Chiko hanya diam, ia belum sepenuhnya tersadar, matanya pun masih sedikit tertutup, masih enggan untuk terbuka, namun ia berusaha membukanya. setelah terbuka sempurna, ia menatap sekelilingnya, mencoba mencerna sesuatu. Chiko tersadar kalau ia berada di rumah sakit. ia memandangi punggung tangan kirinya yang tertancap jarum infus.
Tak berselang lama, ia merasakan tenggorokannya kering.
"Lan... " Suara Chiko menyisakan uap napasnya di masker oksigen.
"Iya bang? kenapa? apa yang sakit? " Tanya Bulan lagi.
"H, haus... " Kata Chiko terbata. namun Bulan sedikit diam sejenak, ia pun melirik Elang dan mengisyaratkan apa kata Chiko barusan.
"Haus katanya beb, " Jawab Elang ingin tertawa, padahal Bulan jelas di dekat Chiko, tapi bisa bisanya tidak terdengar.
"Oooh... haus, bentar bang, Gue ambilin dulu, " Bulan segera mengambil segelas air dan sedotannya. Tak menunggu lama, ia segera menyodorkan sedotan itu pada Chiko.
"Bang, masker oksigennya dibuka dulu ya, " Titah Bulan lembut, namun Chiko tak berkomentar dan mengangguk pasrah.
Perlahan, Chiko menyeruput air yang langsung masuk membasahi tenggorokannya. Elang menatap Chiko iba, bisa bisanya ia benar benar sampai tak berdaya begini.
"Sekarang, apanya yang sakit? " Tanya Elang juga, mewakili bulan yang sedari tadi menanyakan hal itu padanya.
"gak... ada... " Lirihnya pelan, lagi lagi terlihat uap nafas Chiko yang menempel di masker oksigennya.
"Hmm... Jangan gini mulu dong bang... Gue sedih nih, " Ujar Bulan sambil memegang tangan kanan abangnya.
"Ma... af... " Hanya itu yang keluar dari mulut Chiko, ia nampak lelah sekali.

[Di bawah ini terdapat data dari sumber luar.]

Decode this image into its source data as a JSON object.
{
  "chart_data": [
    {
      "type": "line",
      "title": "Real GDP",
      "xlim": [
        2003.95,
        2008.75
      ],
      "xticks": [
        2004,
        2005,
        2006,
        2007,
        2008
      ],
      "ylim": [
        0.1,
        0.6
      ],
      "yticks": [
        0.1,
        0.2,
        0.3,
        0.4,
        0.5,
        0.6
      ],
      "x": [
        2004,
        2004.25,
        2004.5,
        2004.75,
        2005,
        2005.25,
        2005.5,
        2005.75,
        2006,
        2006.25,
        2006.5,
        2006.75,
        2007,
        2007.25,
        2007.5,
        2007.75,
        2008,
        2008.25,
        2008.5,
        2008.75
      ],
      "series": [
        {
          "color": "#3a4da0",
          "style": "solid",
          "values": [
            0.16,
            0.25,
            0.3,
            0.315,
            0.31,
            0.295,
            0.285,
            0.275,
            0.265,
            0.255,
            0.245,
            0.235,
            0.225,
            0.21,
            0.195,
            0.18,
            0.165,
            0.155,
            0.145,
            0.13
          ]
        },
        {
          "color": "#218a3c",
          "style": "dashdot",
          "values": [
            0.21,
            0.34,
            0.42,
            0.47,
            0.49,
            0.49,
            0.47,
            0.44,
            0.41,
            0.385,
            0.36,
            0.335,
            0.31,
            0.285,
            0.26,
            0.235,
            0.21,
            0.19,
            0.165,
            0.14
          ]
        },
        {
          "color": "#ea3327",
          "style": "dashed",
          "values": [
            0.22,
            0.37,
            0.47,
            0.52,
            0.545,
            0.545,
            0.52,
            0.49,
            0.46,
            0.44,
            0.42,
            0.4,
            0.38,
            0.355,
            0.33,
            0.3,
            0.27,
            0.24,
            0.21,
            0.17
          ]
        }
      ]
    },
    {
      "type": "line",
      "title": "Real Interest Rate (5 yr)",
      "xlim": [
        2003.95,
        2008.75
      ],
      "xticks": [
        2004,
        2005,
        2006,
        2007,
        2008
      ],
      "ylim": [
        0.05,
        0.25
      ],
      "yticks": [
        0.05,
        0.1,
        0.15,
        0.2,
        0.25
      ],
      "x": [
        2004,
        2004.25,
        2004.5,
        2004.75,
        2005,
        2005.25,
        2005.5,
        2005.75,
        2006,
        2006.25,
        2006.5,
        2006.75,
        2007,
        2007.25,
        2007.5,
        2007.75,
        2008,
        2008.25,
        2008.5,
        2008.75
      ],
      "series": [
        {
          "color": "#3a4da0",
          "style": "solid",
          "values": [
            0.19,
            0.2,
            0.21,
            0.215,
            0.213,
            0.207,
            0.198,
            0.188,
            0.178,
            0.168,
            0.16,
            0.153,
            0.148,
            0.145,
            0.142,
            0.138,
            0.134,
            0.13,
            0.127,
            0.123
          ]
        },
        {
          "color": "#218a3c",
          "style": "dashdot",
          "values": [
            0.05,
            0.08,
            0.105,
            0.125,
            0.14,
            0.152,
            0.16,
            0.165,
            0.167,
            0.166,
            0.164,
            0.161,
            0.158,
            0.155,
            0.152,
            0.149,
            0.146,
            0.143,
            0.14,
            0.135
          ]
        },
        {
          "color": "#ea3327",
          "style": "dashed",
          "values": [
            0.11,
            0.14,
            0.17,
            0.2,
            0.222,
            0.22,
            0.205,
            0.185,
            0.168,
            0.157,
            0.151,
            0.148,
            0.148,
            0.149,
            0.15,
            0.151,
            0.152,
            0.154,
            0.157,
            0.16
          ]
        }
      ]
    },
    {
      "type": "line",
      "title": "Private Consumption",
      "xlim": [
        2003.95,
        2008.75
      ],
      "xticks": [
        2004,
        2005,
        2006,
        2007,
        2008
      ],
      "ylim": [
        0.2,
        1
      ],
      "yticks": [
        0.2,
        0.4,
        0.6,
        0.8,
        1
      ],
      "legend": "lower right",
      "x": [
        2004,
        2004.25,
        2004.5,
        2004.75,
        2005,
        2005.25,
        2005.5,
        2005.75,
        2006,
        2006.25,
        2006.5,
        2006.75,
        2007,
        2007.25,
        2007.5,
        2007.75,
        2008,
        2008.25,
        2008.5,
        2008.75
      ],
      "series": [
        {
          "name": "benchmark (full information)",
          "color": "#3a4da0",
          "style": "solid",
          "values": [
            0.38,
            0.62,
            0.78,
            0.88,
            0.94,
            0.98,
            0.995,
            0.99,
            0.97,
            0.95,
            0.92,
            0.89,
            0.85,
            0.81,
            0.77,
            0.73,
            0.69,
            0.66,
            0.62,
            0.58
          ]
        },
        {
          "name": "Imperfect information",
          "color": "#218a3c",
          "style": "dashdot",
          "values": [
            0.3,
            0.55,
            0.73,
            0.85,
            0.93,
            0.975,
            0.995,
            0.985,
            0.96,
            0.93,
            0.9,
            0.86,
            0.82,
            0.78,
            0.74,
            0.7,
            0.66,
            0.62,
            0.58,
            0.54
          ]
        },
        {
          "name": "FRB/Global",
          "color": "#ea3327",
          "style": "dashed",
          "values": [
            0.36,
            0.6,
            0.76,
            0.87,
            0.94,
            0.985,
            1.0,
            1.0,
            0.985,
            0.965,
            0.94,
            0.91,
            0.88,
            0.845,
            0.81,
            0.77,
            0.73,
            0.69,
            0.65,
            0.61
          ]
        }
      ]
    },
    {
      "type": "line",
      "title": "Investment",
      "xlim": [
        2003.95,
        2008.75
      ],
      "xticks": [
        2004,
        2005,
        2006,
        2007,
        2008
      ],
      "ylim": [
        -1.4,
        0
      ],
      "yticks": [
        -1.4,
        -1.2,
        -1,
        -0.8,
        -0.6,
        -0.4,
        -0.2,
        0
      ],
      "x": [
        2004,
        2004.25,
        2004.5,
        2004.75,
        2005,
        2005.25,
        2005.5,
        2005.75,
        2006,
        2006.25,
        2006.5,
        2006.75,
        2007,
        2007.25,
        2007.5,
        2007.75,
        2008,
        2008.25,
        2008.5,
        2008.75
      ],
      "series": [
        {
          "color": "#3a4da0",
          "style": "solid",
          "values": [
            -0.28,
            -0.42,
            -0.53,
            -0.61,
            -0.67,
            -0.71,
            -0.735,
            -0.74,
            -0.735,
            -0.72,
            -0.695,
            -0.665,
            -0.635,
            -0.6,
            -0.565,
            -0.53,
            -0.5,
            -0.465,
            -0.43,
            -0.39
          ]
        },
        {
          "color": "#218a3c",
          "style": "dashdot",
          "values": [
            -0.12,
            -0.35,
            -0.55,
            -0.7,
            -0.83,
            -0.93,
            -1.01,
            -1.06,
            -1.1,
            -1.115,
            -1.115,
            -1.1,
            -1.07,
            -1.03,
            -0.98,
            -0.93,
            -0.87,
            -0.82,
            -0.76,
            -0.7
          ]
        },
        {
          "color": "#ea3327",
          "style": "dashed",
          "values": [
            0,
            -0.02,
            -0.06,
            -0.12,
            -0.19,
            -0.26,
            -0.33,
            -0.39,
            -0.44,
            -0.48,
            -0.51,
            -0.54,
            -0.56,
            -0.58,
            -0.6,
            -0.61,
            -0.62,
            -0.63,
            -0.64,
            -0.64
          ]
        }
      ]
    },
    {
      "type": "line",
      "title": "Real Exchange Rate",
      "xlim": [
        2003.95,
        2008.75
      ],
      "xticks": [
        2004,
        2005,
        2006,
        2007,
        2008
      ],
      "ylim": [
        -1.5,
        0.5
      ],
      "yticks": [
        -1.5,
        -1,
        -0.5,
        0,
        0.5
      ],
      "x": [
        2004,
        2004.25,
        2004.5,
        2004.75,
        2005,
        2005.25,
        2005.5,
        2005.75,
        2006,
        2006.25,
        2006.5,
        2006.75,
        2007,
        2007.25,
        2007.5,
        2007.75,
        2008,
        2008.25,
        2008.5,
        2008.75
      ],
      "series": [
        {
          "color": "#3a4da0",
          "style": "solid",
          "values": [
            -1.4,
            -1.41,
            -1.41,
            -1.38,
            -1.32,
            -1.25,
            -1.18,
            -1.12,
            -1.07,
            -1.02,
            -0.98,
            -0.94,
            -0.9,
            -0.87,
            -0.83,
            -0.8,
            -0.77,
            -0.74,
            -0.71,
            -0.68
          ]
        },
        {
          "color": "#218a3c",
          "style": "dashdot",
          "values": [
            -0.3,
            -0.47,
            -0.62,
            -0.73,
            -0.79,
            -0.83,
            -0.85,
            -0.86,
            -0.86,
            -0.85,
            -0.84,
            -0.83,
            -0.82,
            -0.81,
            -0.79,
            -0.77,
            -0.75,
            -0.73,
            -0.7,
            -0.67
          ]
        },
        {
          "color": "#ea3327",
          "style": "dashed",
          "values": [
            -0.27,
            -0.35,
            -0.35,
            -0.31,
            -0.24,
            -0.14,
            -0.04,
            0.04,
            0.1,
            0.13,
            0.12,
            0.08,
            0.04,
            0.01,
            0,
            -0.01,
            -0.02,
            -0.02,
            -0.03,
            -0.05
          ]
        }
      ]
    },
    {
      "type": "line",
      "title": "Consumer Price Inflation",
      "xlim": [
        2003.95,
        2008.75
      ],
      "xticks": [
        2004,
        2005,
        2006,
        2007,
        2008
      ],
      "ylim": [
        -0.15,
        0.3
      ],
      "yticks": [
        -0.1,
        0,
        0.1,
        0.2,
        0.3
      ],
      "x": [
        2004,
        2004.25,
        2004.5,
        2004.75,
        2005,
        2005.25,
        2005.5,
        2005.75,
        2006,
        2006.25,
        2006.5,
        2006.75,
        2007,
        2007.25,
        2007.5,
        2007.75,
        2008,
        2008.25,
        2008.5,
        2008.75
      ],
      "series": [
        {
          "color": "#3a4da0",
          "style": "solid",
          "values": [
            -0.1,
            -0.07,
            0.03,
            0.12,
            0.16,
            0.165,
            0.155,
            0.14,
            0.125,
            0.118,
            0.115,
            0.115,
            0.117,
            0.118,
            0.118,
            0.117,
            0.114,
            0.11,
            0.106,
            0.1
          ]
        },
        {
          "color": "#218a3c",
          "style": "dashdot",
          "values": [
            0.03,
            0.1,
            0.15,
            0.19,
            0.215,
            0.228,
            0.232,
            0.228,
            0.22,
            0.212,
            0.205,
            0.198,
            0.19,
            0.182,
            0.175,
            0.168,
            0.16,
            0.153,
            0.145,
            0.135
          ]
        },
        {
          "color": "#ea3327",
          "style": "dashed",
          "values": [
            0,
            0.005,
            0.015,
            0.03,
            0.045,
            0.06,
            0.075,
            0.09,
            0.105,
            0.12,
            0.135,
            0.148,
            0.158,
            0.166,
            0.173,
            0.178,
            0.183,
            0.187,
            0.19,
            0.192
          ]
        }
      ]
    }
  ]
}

Elang hanya tersenyum menanggapi Chiko dan Bulan.
Dokter pun datang untuk kembali memeriksa keadaan Chiko, ia bersyukur akhirnya Chiko terbangun dan tidak kejang lagi.
"Halo Chiko, gimana perasaan kamu sekarang? masih sesek? " Tanya Ayah Kevin yang memeriksa dadanya dengan stetoskop miliknya dan diberi anggukkan pelan oleh Chiko.
"Kalo gitu, kamu perlu istirahat yang cukup ya? Elang! awas di ajak maen maen, " Ucap Ayah kevin memperingatkan Elang sambil tersenyum.
"Hahaha, nggak kok. nggak akan dibawa terbang juga sama Elang mah om, santai... " Jawab Elang cengengesan.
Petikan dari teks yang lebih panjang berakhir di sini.